François Buzot

Uit Wikipedia, de vrije encyclopedie
François Buzot

François Nicolas Léonard Buzot (Évreux, 1 maart 1760Saint-Magne-de-Castillon, ca. 24-25 juni 1794) was een Frans politicus. Hij hoorde tijdens de Franse Revolutie tot de politieke factie van de girondijnen en maakte deel uit van de kring rond de girondijnse leiders Jacques Pierre Brissot en Madame Roland. Hij was van 1789 tot 1791 lid van de Nationale Grondwetgevende Vergadering, en vanaf 1792 afgevaardigde in de Nationale Conventie. Na de val van de girondijnen in 1793 werd hij vogelvrij verklaard. Hij probeerde tevergeefs een opstand te organiseren, leefde enkele maanden op de vlucht en pleegde uiteindelijk zelfmoord.
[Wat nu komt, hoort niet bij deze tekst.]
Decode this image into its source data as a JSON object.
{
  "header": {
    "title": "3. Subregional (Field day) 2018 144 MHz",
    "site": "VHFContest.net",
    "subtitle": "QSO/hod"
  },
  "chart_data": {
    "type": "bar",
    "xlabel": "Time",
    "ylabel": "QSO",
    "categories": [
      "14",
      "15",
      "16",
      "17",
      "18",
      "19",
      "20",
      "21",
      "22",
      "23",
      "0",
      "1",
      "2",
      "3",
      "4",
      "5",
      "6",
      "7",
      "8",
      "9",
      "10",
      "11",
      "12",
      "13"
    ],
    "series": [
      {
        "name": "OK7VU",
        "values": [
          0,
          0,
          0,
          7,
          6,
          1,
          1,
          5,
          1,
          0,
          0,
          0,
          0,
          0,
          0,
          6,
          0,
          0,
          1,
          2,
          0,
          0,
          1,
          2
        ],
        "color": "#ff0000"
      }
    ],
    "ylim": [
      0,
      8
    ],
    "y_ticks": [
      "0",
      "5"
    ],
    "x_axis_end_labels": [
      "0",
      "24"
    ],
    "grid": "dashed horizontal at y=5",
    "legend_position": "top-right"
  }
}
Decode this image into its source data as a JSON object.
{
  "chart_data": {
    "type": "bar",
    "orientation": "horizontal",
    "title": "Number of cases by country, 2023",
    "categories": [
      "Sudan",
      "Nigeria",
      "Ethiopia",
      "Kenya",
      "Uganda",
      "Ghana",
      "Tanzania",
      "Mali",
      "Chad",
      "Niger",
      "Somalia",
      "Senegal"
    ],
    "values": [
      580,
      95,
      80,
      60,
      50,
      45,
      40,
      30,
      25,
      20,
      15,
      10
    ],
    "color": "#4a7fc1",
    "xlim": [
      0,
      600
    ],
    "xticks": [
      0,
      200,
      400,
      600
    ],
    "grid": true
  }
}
Biografie[bewerken | brontekst bewerken]

François Buzot was oorspronkelijk advocaat in Évreux. In 1789 werd hij verkozen tot afgevaardigde van de derde stand van Évreux voor de zitting van Staten-Generaal. Na het uitbreken van de Franse Revolutie had hij zitting In de Nationale Grondwetgevende Vergadering. Hier haalde hij vanaf het begin heftig uit tegen de monarchie, de adel en de geestelijkheid. Hij riep op tot nationalisatie van het bezit van de kerk en eiste ook voor alle burgers het recht om wapens te dragen.
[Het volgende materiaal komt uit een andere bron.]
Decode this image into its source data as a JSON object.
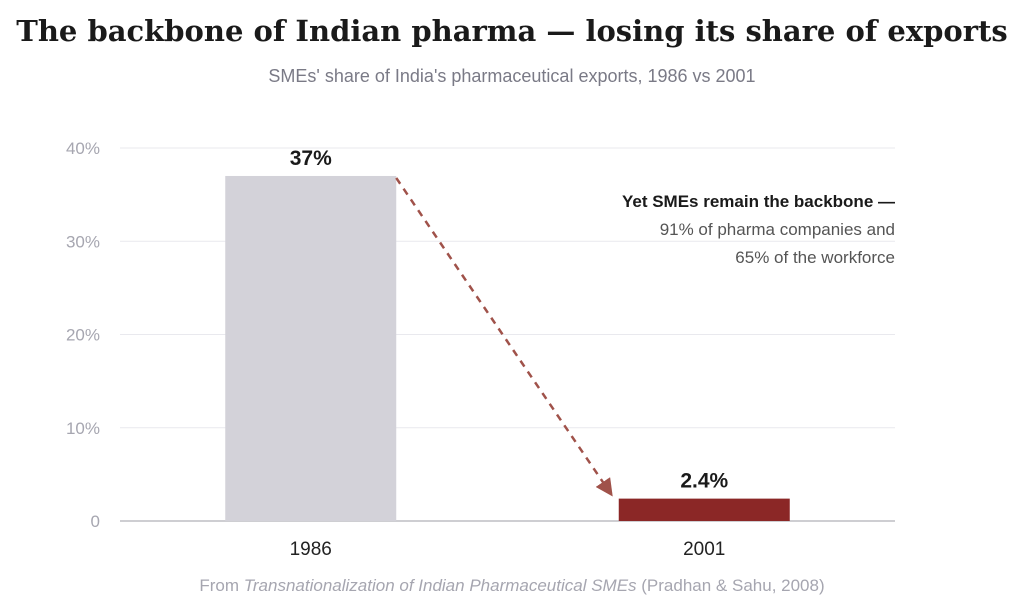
{
  "chart_data": {
    "type": "bar",
    "title": "The backbone of Indian pharma — losing its share of exports",
    "subtitle": "SMEs' share of India's pharmaceutical exports, 1986 vs 2001",
    "categories": [
      "1986",
      "2001"
    ],
    "values": [
      37,
      2.4
    ],
    "value_labels": [
      "37%",
      "2.4%"
    ],
    "colors": [
      "#d3d2d9",
      "#8b2726"
    ],
    "ylim": [
      0,
      40
    ],
    "yticks": [
      0,
      10,
      20,
      30,
      40
    ],
    "ytick_labels": [
      "0",
      "10%",
      "20%",
      "30%",
      "40%"
    ],
    "grid": true,
    "annotation": {
      "heading": "Yet SMEs remain the backbone —",
      "lines": [
        "91% of pharma companies and",
        "65% of the workforce"
      ]
    },
    "arrow": {
      "from": "1986",
      "to": "2001",
      "style": "dashed",
      "color": "#a0524a"
    },
    "source_prefix": "From ",
    "source_title": "Transnationalization of Indian Pharmaceutical SMEs",
    "source_suffix": " (Pradhan & Sahu, 2008)"
  }
}
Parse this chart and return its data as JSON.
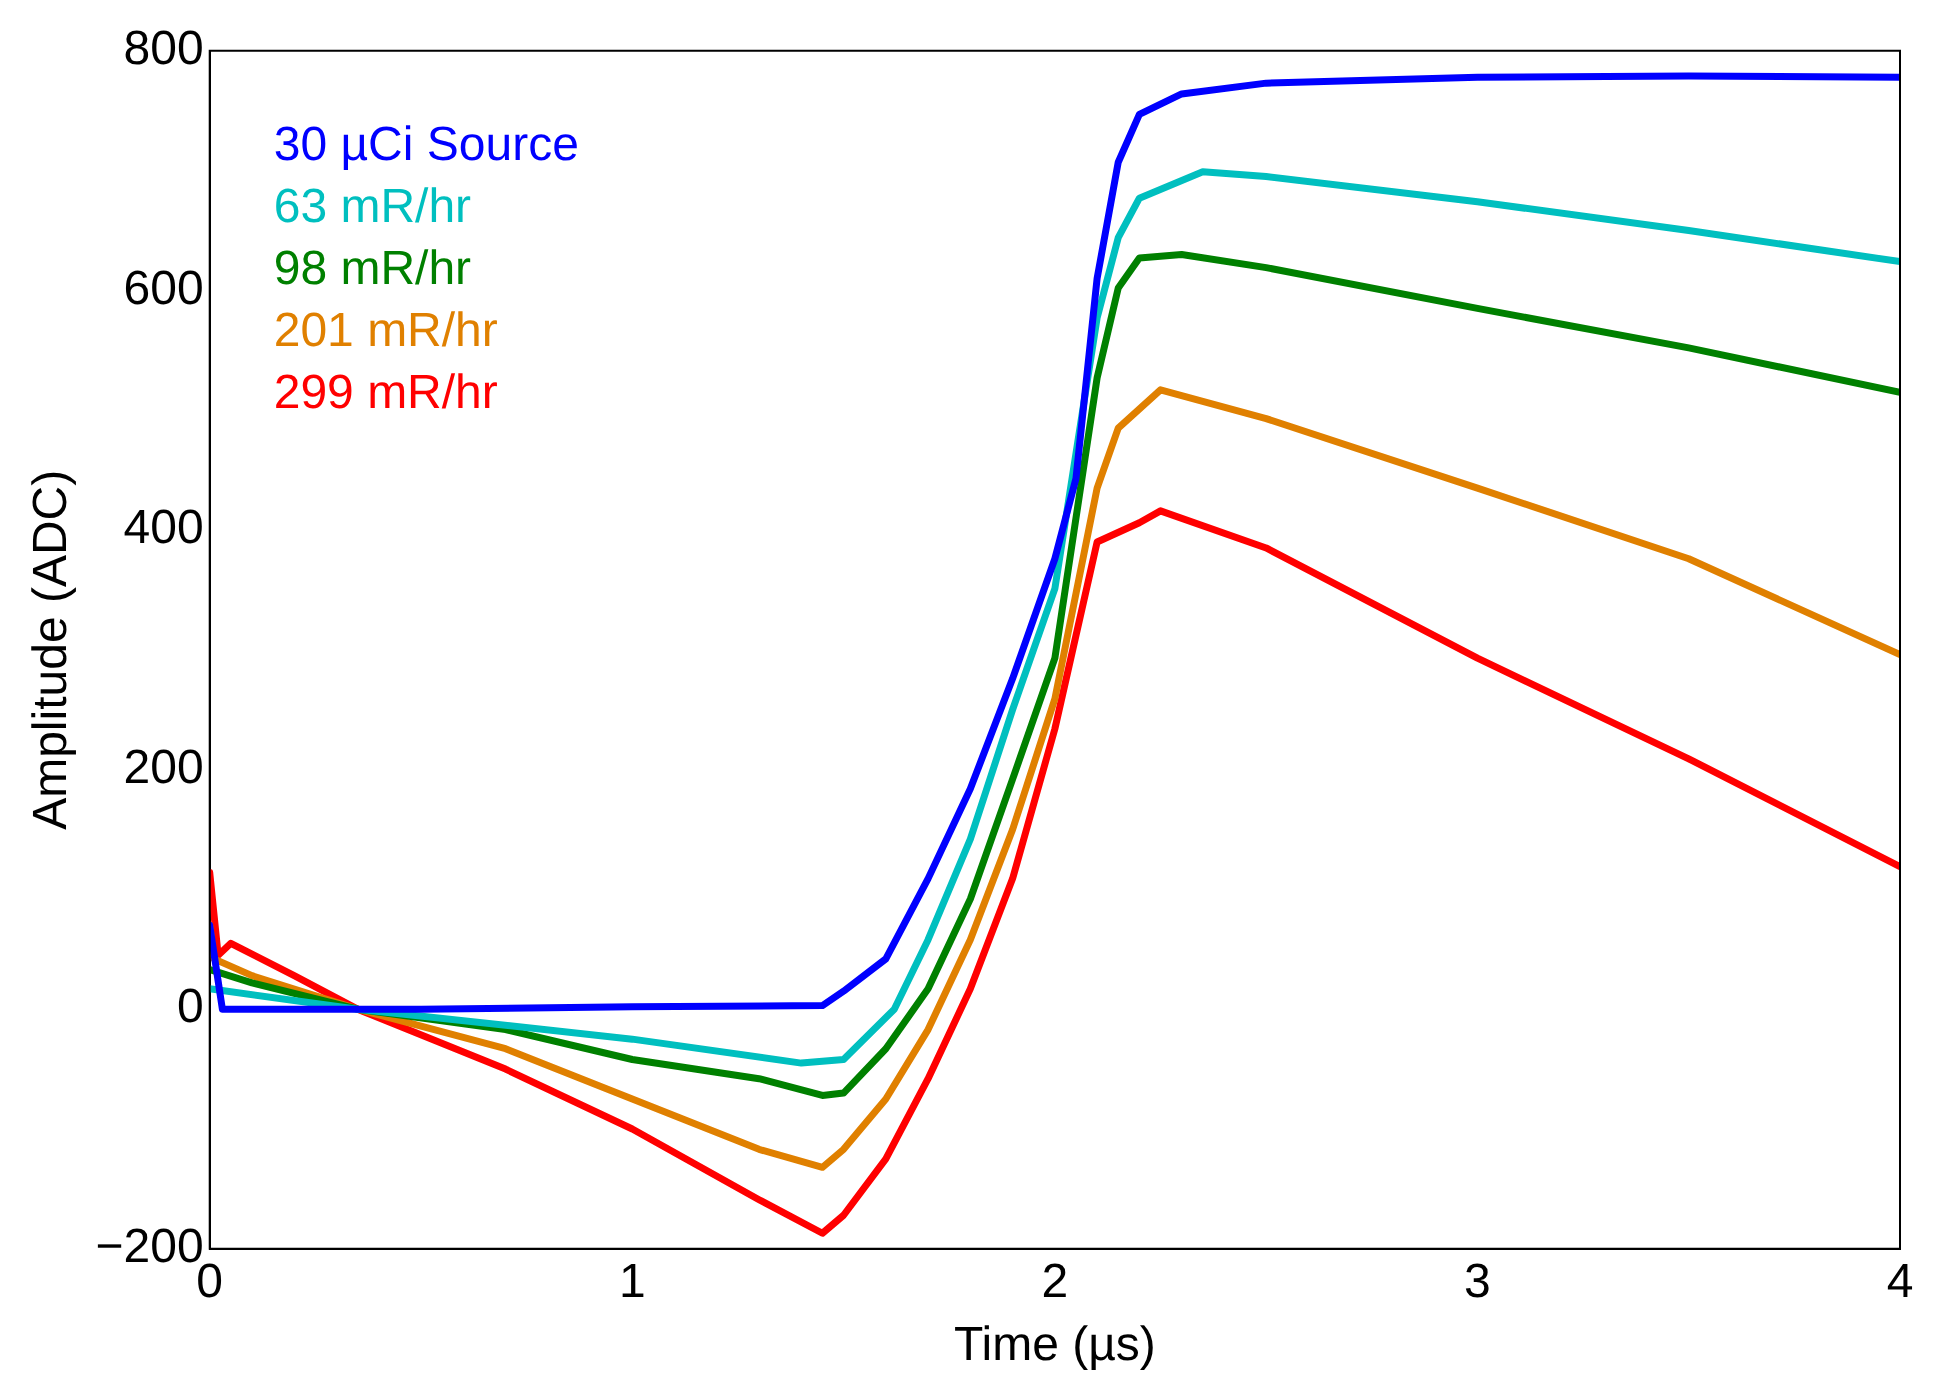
{
  "chart_data": {
    "type": "line",
    "xlabel": "Time (µs)",
    "ylabel": "Amplitude (ADC)",
    "xlim": [
      0,
      4
    ],
    "ylim": [
      -200,
      800
    ],
    "xticks": [
      0,
      1,
      2,
      3,
      4
    ],
    "yticks": [
      -200,
      0,
      200,
      400,
      600,
      800
    ],
    "grid": false,
    "legend": "top left",
    "marker": "none",
    "line_style": "solid",
    "series": [
      {
        "name": "30 µCi Source",
        "color": "#0000ff",
        "x": [
          0,
          0.03,
          0.5,
          1,
          1.45,
          1.5,
          1.6,
          1.7,
          1.8,
          1.9,
          2,
          2.05,
          2.1,
          2.15,
          2.2,
          2.3,
          2.5,
          3,
          3.5,
          4
        ],
        "values": [
          70,
          0,
          0,
          2,
          3,
          15,
          42,
          109,
          184,
          276,
          376,
          443,
          610,
          707,
          747,
          764,
          773,
          778,
          779,
          778
        ]
      },
      {
        "name": "63 mR/hr",
        "color": "#00bfbf",
        "x": [
          0,
          0.35,
          1,
          1.4,
          1.5,
          1.62,
          1.7,
          1.8,
          1.9,
          2,
          2.1,
          2.15,
          2.2,
          2.35,
          2.5,
          3,
          3.5,
          4
        ],
        "values": [
          17,
          0,
          -25,
          -45,
          -42,
          0,
          58,
          142,
          250,
          351,
          577,
          644,
          677,
          699,
          695,
          674,
          650,
          624
        ]
      },
      {
        "name": "98 mR/hr",
        "color": "#008000",
        "x": [
          0,
          0.1,
          0.35,
          0.7,
          1,
          1.3,
          1.45,
          1.5,
          1.6,
          1.7,
          1.8,
          1.9,
          2,
          2.1,
          2.15,
          2.2,
          2.3,
          2.5,
          3,
          3.5,
          4
        ],
        "values": [
          33,
          22,
          0,
          -17,
          -42,
          -58,
          -72,
          -70,
          -33,
          17,
          92,
          192,
          293,
          527,
          602,
          627,
          630,
          619,
          585,
          552,
          515
        ]
      },
      {
        "name": "201 mR/hr",
        "color": "#e08000",
        "x": [
          0,
          0.01,
          0.1,
          0.35,
          0.7,
          1,
          1.3,
          1.45,
          1.5,
          1.6,
          1.7,
          1.8,
          1.9,
          2,
          2.1,
          2.15,
          2.25,
          2.5,
          3,
          3.5,
          4
        ],
        "values": [
          70,
          42,
          28,
          0,
          -33,
          -75,
          -117,
          -132,
          -117,
          -75,
          -17,
          58,
          150,
          259,
          435,
          485,
          517,
          493,
          435,
          376,
          296
        ]
      },
      {
        "name": "299 mR/hr",
        "color": "#ff0000",
        "x": [
          0,
          0.02,
          0.05,
          0.2,
          0.35,
          0.7,
          1,
          1.3,
          1.45,
          1.5,
          1.6,
          1.7,
          1.8,
          1.9,
          2,
          2.1,
          2.2,
          2.25,
          2.5,
          3,
          3.5,
          4
        ],
        "values": [
          114,
          45,
          55,
          28,
          0,
          -50,
          -100,
          -159,
          -187,
          -172,
          -125,
          -58,
          17,
          109,
          234,
          390,
          406,
          416,
          385,
          293,
          209,
          119
        ]
      }
    ]
  }
}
Na de ontbinding van de Nationale Grondwetgevende Vergadering keerde hij terug naar Évreux en werd daar de eerste president van de nieuw opgerichte correctionele rechtbank. Rond deze tijd ontmoette hij tijdens een reis naar Parijs de politiek invloedrijke Madame Roland, op wie hij verliefd werd.

Girondijnse afgevaardigde in de Conventie[bewerken | brontekst bewerken]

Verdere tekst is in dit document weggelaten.